At 3-bit, GPTQ's advantage over RTN is most dramatic. RTN typically collapses at 3-bit for models under 30B parameters, while GPTQ maintains usable quality. On OPT-66B, act-order drops WikiText2 perplexity from 14.16 to 9.95 at 3-bit, a difference of more than 4 points. The practical use case for 3-bit is fitting very large models into constrained GPU memory: a 70B model at 3-bit (with group scales) occupies roughly 28-30 GB, fitting on a 32 GB GPU.
The paper also explores 2-bit and ternary (-1, 0, +1) quantization, primarily to demonstrate the algorithm's behavior under extreme compression rather than as a production-ready configuration.
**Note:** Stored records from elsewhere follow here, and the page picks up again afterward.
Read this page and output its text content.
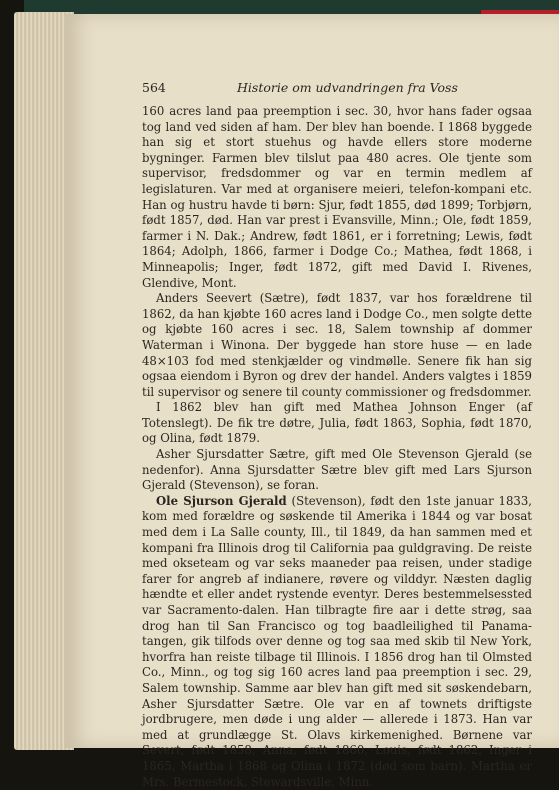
564	Historie om udvandringen fra Voss

160 acres land paa preemption i sec. 30, hvor hans fader ogsaa tog land ved siden af ham. Der blev han boende. I 1868 byggede han sig et stort stuehus og havde ellers store moderne bygninger. Farmen blev tilslut paa 480 acres. Ole tjente som supervisor, fredsdommer og var en termin medlem af legislaturen. Var med at organisere meieri, telefon-kompani etc. Han og hustru havde ti børn: Sjur, født 1855, død 1899; Torbjørn, født 1857, død. Han var prest i Evansville, Minn.; Ole, født 1859, farmer i N. Dak.; Andrew, født 1861, er i forretning; Lewis, født 1864; Adolph, 1866, farmer i Dodge Co.; Mathea, født 1868, i Minneapolis; Inger, født 1872, gift med David I. Rivenes, Glendive, Mont.

Anders Seevert (Sætre), født 1837, var hos forældrene til 1862, da han kjøbte 160 acres land i Dodge Co., men solgte dette og kjøbte 160 acres i sec. 18, Salem township af dommer Waterman i Winona. Der byggede han store huse — en lade 48×103 fod med stenkjælder og vindmølle. Senere fik han sig ogsaa eiendom i Byron og drev der handel. Anders valgtes i 1859 til supervisor og senere til county commissioner og fredsdommer.

I 1862 blev han gift med Mathea Johnson Enger (af Totenslegt). De fik tre døtre, Julia, født 1863, Sophia, født 1870, og Olina, født 1879.

Asher Sjursdatter Sætre, gift med Ole Stevenson Gjerald (se nedenfor). Anna Sjursdatter Sætre blev gift med Lars Sjurson Gjerald (Stevenson), se foran.

Ole Sjurson Gjerald (Stevenson), født den 1ste januar 1833, kom med forældre og søskende til Amerika i 1844 og var bosat med dem i La Salle county, Ill., til 1849, da han sammen med et kompani fra Illinois drog til California paa guldgraving. De reiste med okseteam og var seks maaneder paa reisen, under stadige farer for angreb af indianere, røvere og vilddyr. Næsten daglig hændte et eller andet rystende eventyr. Deres bestemmelsessted var Sacramento-dalen. Han tilbragte fire aar i dette strøg, saa drog han til San Francisco og tog baadleilighed til Panama-tangen, gik tilfods over denne og tog saa med skib til New York, hvorfra han reiste tilbage til Illinois. I 1856 drog han til Olmsted Co., Minn., og tog sig 160 acres land paa preemption i sec. 29, Salem township. Samme aar blev han gift med sit søskendebarn, Asher Sjursdatter Sætre. Ole var en af townets driftigste jordbrugere, men døde i ung alder — allerede i 1873. Han var med at grundlægge St. Olavs kirkemenighed. Børnene var Severt, født 1858, Anna, født 1860, Louis, født 1862, Inger i 1865, Martha i 1868 og Olina i 1872 (død som barn). Martha er Mrs. Bermestock, Stewardsville, Minn.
At 2-bit, OPT-175B achieves a perplexity of around 10-12 depending on the group size, which remains coherent. Ternary quantization of OPT-175B gives a perplexity of approximately 9.2, notable mainly because ternary weights can be implemented with extremely efficient custom hardware using addition and subtraction rather than multiplication.
In practice, 2-bit models show noticeable quality degradation for most tasks and are rarely used for general-purpose inference. They remain relevant for research into hardware-optimized inference and as a reference point for the accuracy ceiling of post-training methods at extreme compression ratios.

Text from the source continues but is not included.